Booking.com path to success is a fascinating story (see How Booking.com Conquered the World). It was started in 1996 with a revolutionary new agency model as an OTA. The agency model is much lower friction vs the previous standard merchant model driving Expedia and Travelocity’s success. Booking.com lowered the reserve rake from 25-30% to 12% and innovated on a more favorable cash flow for suppliers. This low friction model allowed Booking.com to acquire nearly every small hotel in Europe as there was no reason for a hotel not to join. This resulted in comprehensive selection for consumers and aligned incentives with hoteliers.

The difficulty with a high rake model is that you introduce a selection bias. Good suppliers that can sell well independently don’t need to participate in the market and cannibalize organic sales. This bias results in a poor consumer experience with only bad suppliers. You can see this effect in markets like Groupon, where participation is a signal for supplier quality in itself.

Auction

After achieving supplier ubiquity, Booking.com introduced a bidded marketplace where hoteliers bid on margin competing for placement (and production). There are a number of variants for these auctions for example Google AdWord’s modified GSP or the efficient VCG that aligns incentives. The theory should be to rank based on expected value created where the rank is inversely correlated with likelihood of conversion.

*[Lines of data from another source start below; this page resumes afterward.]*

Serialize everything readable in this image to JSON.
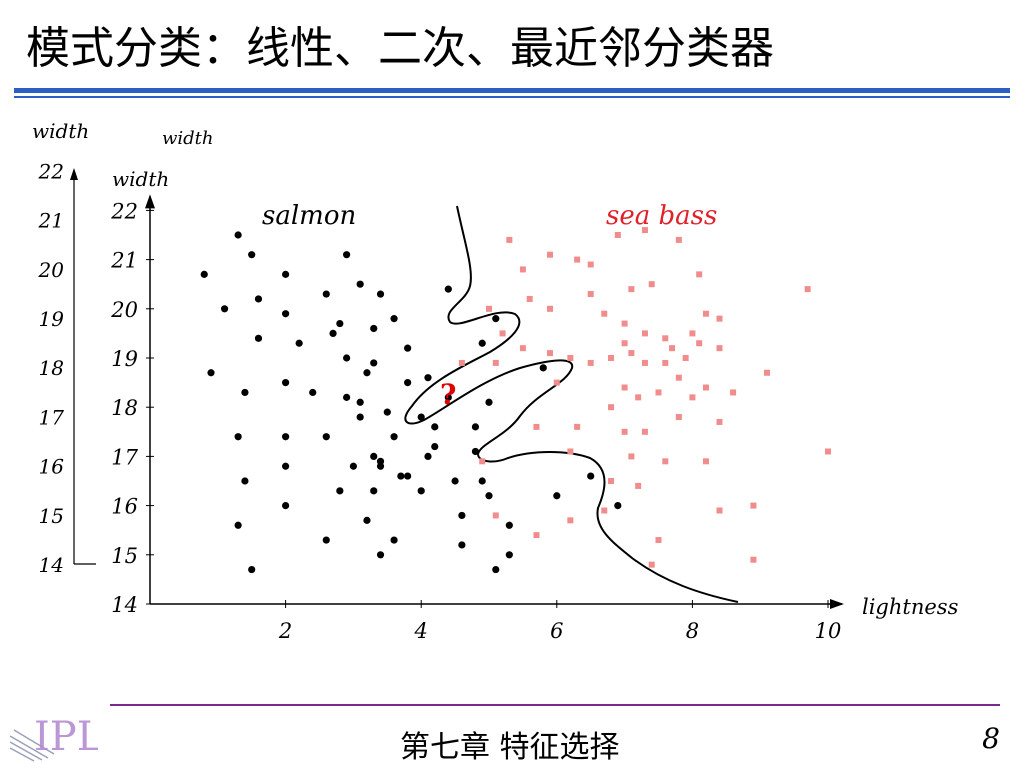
{
  "slide": {
    "title": "模式分类：线性、二次、最近邻分类器",
    "footer": "第七章  特征选择",
    "page_number": "8",
    "logo_text": "IPL"
  },
  "colors": {
    "rule_blue": "#2c5fc4",
    "footer_rule": "#7a2a8c",
    "salmon_points": "#000000",
    "seabass_points": "#f08c8c",
    "seabass_label": "#e0202a",
    "query_mark": "#e00000"
  },
  "chart_data": {
    "type": "scatter",
    "xlabel": "lightness",
    "ylabel": "width",
    "xlim": [
      0,
      10.2
    ],
    "ylim": [
      14,
      22
    ],
    "x_ticks": [
      "2",
      "4",
      "6",
      "8",
      "10"
    ],
    "y_ticks": [
      "14",
      "15",
      "16",
      "17",
      "18",
      "19",
      "20",
      "21",
      "22"
    ],
    "grid": false,
    "annotations": {
      "query": "?",
      "background_ylabel": "width",
      "background_ylabel_2": "width",
      "background_y_ticks": [
        "14",
        "15",
        "16",
        "17",
        "18",
        "19",
        "20",
        "21",
        "22"
      ]
    },
    "series": [
      {
        "name": "salmon",
        "points": [
          [
            1.3,
            21.5
          ],
          [
            1.5,
            21.1
          ],
          [
            0.8,
            20.7
          ],
          [
            1.1,
            20.0
          ],
          [
            1.6,
            20.2
          ],
          [
            2.0,
            20.7
          ],
          [
            2.9,
            21.1
          ],
          [
            3.1,
            20.5
          ],
          [
            2.6,
            20.3
          ],
          [
            3.4,
            20.3
          ],
          [
            1.6,
            19.4
          ],
          [
            2.0,
            19.9
          ],
          [
            2.2,
            19.3
          ],
          [
            2.8,
            19.7
          ],
          [
            2.7,
            19.5
          ],
          [
            3.3,
            19.6
          ],
          [
            3.6,
            19.8
          ],
          [
            0.9,
            18.7
          ],
          [
            1.4,
            18.3
          ],
          [
            2.0,
            18.5
          ],
          [
            2.4,
            18.3
          ],
          [
            2.9,
            19.0
          ],
          [
            3.3,
            18.9
          ],
          [
            3.1,
            18.1
          ],
          [
            2.9,
            18.2
          ],
          [
            3.8,
            19.2
          ],
          [
            3.2,
            18.7
          ],
          [
            3.5,
            17.9
          ],
          [
            3.8,
            18.5
          ],
          [
            4.2,
            17.6
          ],
          [
            4.1,
            18.6
          ],
          [
            4.4,
            18.2
          ],
          [
            1.3,
            17.4
          ],
          [
            2.0,
            17.4
          ],
          [
            2.6,
            17.4
          ],
          [
            3.1,
            17.8
          ],
          [
            3.6,
            17.4
          ],
          [
            3.3,
            17.0
          ],
          [
            3.0,
            16.8
          ],
          [
            3.4,
            16.8
          ],
          [
            3.7,
            16.6
          ],
          [
            4.2,
            17.2
          ],
          [
            4.1,
            17.0
          ],
          [
            2.0,
            16.8
          ],
          [
            1.4,
            16.5
          ],
          [
            2.0,
            16.0
          ],
          [
            2.8,
            16.3
          ],
          [
            3.3,
            16.3
          ],
          [
            3.4,
            16.9
          ],
          [
            3.8,
            16.6
          ],
          [
            4.0,
            16.3
          ],
          [
            4.5,
            16.5
          ],
          [
            4.8,
            17.1
          ],
          [
            4.9,
            16.5
          ],
          [
            5.0,
            16.2
          ],
          [
            1.3,
            15.6
          ],
          [
            2.6,
            15.3
          ],
          [
            3.2,
            15.7
          ],
          [
            3.6,
            15.3
          ],
          [
            3.4,
            15.0
          ],
          [
            4.6,
            15.2
          ],
          [
            4.6,
            15.8
          ],
          [
            5.3,
            15.6
          ],
          [
            5.3,
            15.0
          ],
          [
            5.1,
            14.7
          ],
          [
            1.5,
            14.7
          ],
          [
            5.0,
            18.1
          ],
          [
            4.9,
            19.3
          ],
          [
            5.1,
            19.8
          ],
          [
            4.4,
            20.4
          ],
          [
            6.5,
            16.6
          ],
          [
            6.9,
            16.0
          ],
          [
            6.0,
            16.2
          ],
          [
            5.8,
            18.8
          ],
          [
            4.0,
            17.8
          ],
          [
            4.8,
            17.6
          ]
        ]
      },
      {
        "name": "sea bass",
        "points": [
          [
            5.3,
            21.4
          ],
          [
            5.5,
            20.8
          ],
          [
            5.9,
            21.1
          ],
          [
            6.3,
            21.0
          ],
          [
            6.5,
            20.9
          ],
          [
            6.9,
            21.5
          ],
          [
            7.3,
            21.6
          ],
          [
            7.8,
            21.4
          ],
          [
            8.1,
            20.7
          ],
          [
            6.5,
            20.3
          ],
          [
            7.1,
            20.4
          ],
          [
            7.4,
            20.5
          ],
          [
            9.7,
            20.4
          ],
          [
            5.6,
            20.2
          ],
          [
            5.9,
            20.0
          ],
          [
            6.7,
            19.9
          ],
          [
            7.0,
            19.7
          ],
          [
            7.3,
            19.5
          ],
          [
            7.6,
            19.4
          ],
          [
            7.7,
            19.2
          ],
          [
            8.0,
            19.5
          ],
          [
            8.2,
            19.9
          ],
          [
            8.4,
            19.8
          ],
          [
            5.5,
            19.2
          ],
          [
            5.9,
            19.1
          ],
          [
            6.2,
            19.0
          ],
          [
            6.5,
            18.9
          ],
          [
            6.8,
            19.0
          ],
          [
            7.0,
            19.3
          ],
          [
            7.1,
            19.1
          ],
          [
            7.3,
            18.9
          ],
          [
            7.6,
            18.9
          ],
          [
            7.9,
            19.0
          ],
          [
            8.1,
            19.3
          ],
          [
            8.4,
            19.2
          ],
          [
            4.6,
            18.9
          ],
          [
            5.1,
            18.9
          ],
          [
            6.0,
            18.5
          ],
          [
            7.0,
            18.4
          ],
          [
            7.2,
            18.2
          ],
          [
            7.5,
            18.3
          ],
          [
            7.8,
            18.6
          ],
          [
            8.0,
            18.2
          ],
          [
            8.2,
            18.4
          ],
          [
            8.6,
            18.3
          ],
          [
            9.1,
            18.7
          ],
          [
            5.7,
            17.6
          ],
          [
            6.3,
            17.6
          ],
          [
            6.8,
            18.0
          ],
          [
            7.0,
            17.5
          ],
          [
            7.3,
            17.5
          ],
          [
            7.8,
            17.8
          ],
          [
            8.4,
            17.7
          ],
          [
            6.2,
            17.1
          ],
          [
            7.1,
            17.0
          ],
          [
            7.6,
            16.9
          ],
          [
            8.2,
            16.9
          ],
          [
            10.0,
            17.1
          ],
          [
            4.9,
            16.9
          ],
          [
            6.7,
            15.9
          ],
          [
            7.5,
            15.3
          ],
          [
            8.4,
            15.9
          ],
          [
            8.9,
            16.0
          ],
          [
            8.9,
            14.9
          ],
          [
            7.4,
            14.8
          ],
          [
            5.1,
            15.8
          ],
          [
            6.2,
            15.7
          ],
          [
            5.7,
            15.4
          ],
          [
            6.8,
            16.5
          ],
          [
            7.2,
            16.4
          ],
          [
            5.0,
            20.0
          ],
          [
            5.2,
            19.5
          ]
        ]
      }
    ]
  }
}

The auction works to maximize platform revenue and both supplier and user value. Suppliers are efficiently allocated bookings based on implied value based on bidding a greater margin. Suppliers that are of high quality and more likely to book will be ranked highly and accessible to consumers. Booking is evidence of consumer utility.

Model

By starting with a low rake, the marketplace can reach ubiquitous supplier adoption. An auction format then allows for market-drive pricing allowing suppliers that value an incremental booking to bid their utility. The increase in margin isn’t ascribed to unfair platform behavior but rather competition with other subscribers. The incentives are aligned between the marketplace and suppliers and allows for the marketplace to capture the value they create with their demand generation.

Examples

Looking at Etsy’s successful public offering or OpenTable’s acquisition, we see successful examples of very low rake marketplaces with revenue growth coming from demand generation products.